HISTORICALLY ACCURATE TRANSCRIPTION: POPE FRANCIS GOES TO CONFESSION
POPE FRANCIS: Father, forgive me, for I have sinned.
CONFESSOR: Go ahead, Your Holiness.
POPE FRANCIS: I met with Barack Obama.
CONFESSOR: That’s not a sin, Holy Father.
POPE FRANCIS: Shit, I need to stop reading the Drudge Report!
POPE FRANCIS: I just said “shit” in the Vatican. That’s probably a sin.
CONFESSOR: Go ahead, Holy Father.
POPE FRANCIS: I told Obama that I enrolled for Obamacare on healthcare.gov but I totally didn’t.
CONFESSOR: Neither did anybody else, Your Holiness. Is that all?
POPE FRANCIS: I watched “Spring Breakers”.
CONFESSOR: Well, that might not be appropriate for everybody, but I wouldn’t say that you committed a sin.
POPE FRANCIS: No, believe me, I committed a sin while watching “Spring Breakers”. I mean, Selena Gomez? Talk all you want about Justin Bieber’s dogshit music, but at least he got that right, you know? No disrespect, but I would totally…
CONFESSOR: Ummm…perhaps we should move on, Holy Father…
POPE FRANCIS: I just committed a sin in my mind — a brain sin.
CONFESSOR: Does it involve Selena Gomez?
POPE FRANCIS: No, I imagined punching your dumb face because you interrupted me while I was talking about Selena Gomez. Listen, I may be humble, but I’m still the fucking Pope.
CONFESSOR: My apologies, Your Holiness.
POPE FRANCIS: I just said “fuck” in the Vatican. I’m pretty sure that’s a sin.

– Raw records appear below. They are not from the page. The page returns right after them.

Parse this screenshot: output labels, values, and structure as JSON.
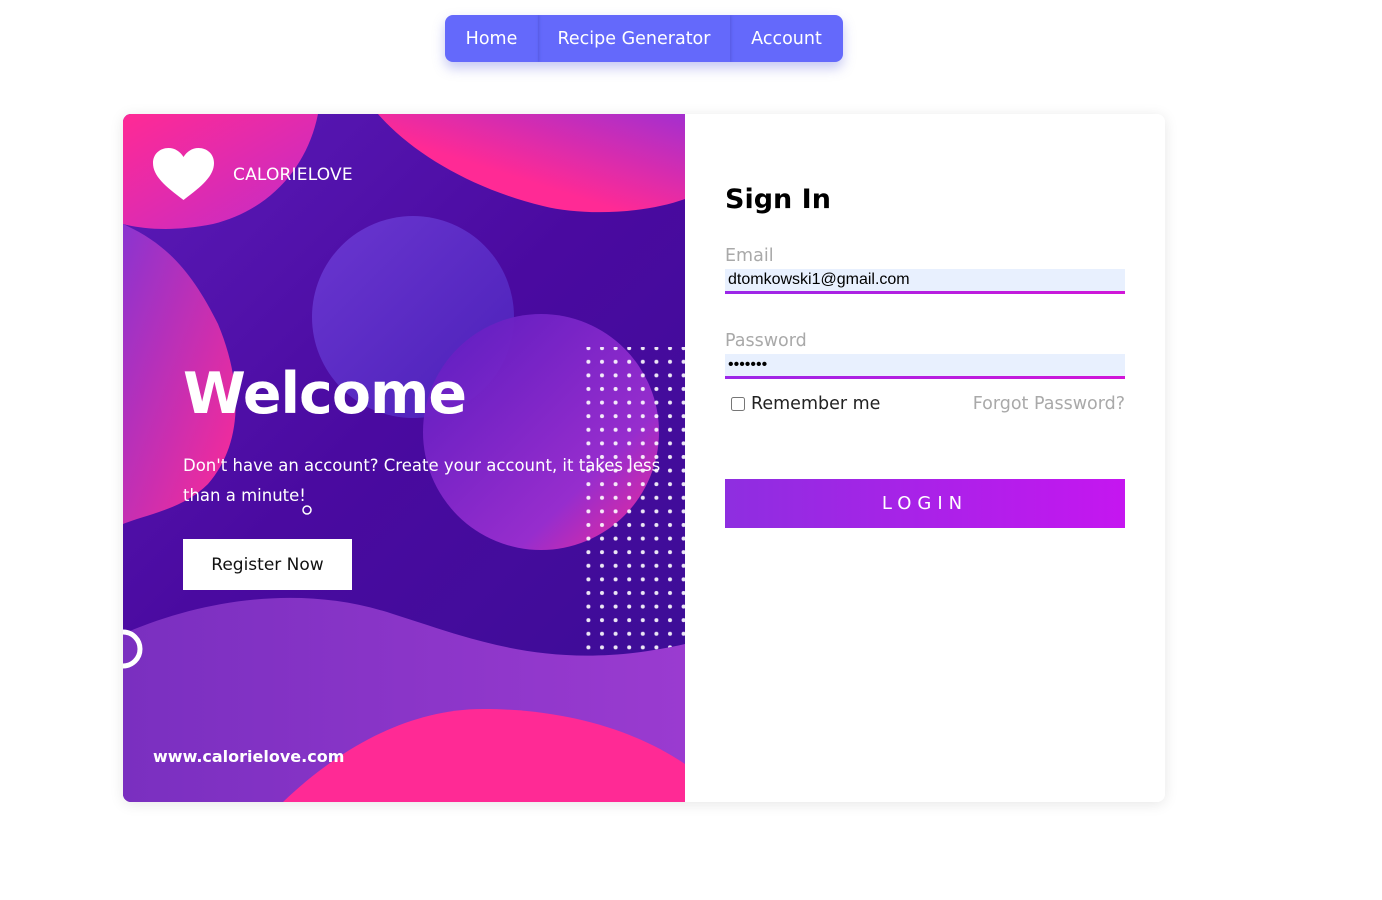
{
  "nav": {
    "items": [
      {
        "label": "Home"
      },
      {
        "label": "Recipe Generator"
      },
      {
        "label": "Account"
      }
    ]
  },
  "promo": {
    "brand_name": "CALORIELOVE",
    "brand_icon": "heart-icon",
    "heading": "Welcome",
    "tagline": "Don't have an account? Create your account, it takes less than a minute!",
    "register_label": "Register Now",
    "site_url": "www.calorielove.com"
  },
  "signin": {
    "title": "Sign In",
    "email_label": "Email",
    "email_value": "dtomkowski1@gmail.com",
    "password_label": "Password",
    "password_value": "•••••••",
    "remember_label": "Remember me",
    "forgot_label": "Forgot Password?",
    "login_label": "LOGIN"
  },
  "colors": {
    "nav_bg": "#6469fb",
    "accent_purple": "#8e2ee0",
    "accent_magenta": "#c516f0",
    "promo_pink": "#ff2a95",
    "promo_violet": "#4a0aa0"
  }
}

CONFESSOR: You also accidentally said “fuck” while speaking from the balcony recently.
POPE FRANCIS: Yeah, it was a fucking ACCIDENT. Get over it. Oh, I’m REALLY SORRY that I made a mistake while speaking like 25 different languages. Do you realize how hard that is? I’m literally from the other side of the world.
CONFESSOR: An accidental sin is still a sin.
POPE FRANCIS: [Whispers] Come here..Listen closely…
CONFESSOR: [Whispers] Go ahead…
POPE FRANCIS: [Whispers] You’re talking to the Pope. Bishop of Rome. Supreme Pontiff. Vicar of Christ. The 266th Successor to Saint Peter. I’m the lineal successor to an Apostle. Do you want me to show you the Keys to Heaven? Because I’m the Keeper of them. They’re in my fanny pack. You don’t need to tell me what is or is not a sin. Accidents happen. And unless you want another “accident” to happen — you know, like Pope John Paul I’s sudden, “accidental” death — you’ll just listen and nod.
CONFESSOR: Understood, Holy Father.
POPE FRANCIS: Fucking right it’s understood. Don’t make me get all Borgia or Medici up in this bitch.
CONFESSOR: Is that all?
POPE FRANCIS: I just called Saint Peter’s Basilica a “bitch”. That’s probably a sin. How many Hail Marys do I owe? Can I have a Swiss Guard pay you later?
CONFESSOR: You are forgiven, Your Holiness.
POPE FRANCIS: Hey, is there a bathroom inside there?
CONFESSOR: Goodbye, Holy Father.
POPE FRANCIS: [While walking away] Oh, I also totally know what happened to that Malaysian plane…it rhymes with “Balloon-minatti”. Robert Langdon knows what’s up. Can’t wait for Tom Hanks and Ron Howard to make a shitty movie about it…Hey, do you guys think Ratzinger had any “Wizards of Waverly Place” DVDs?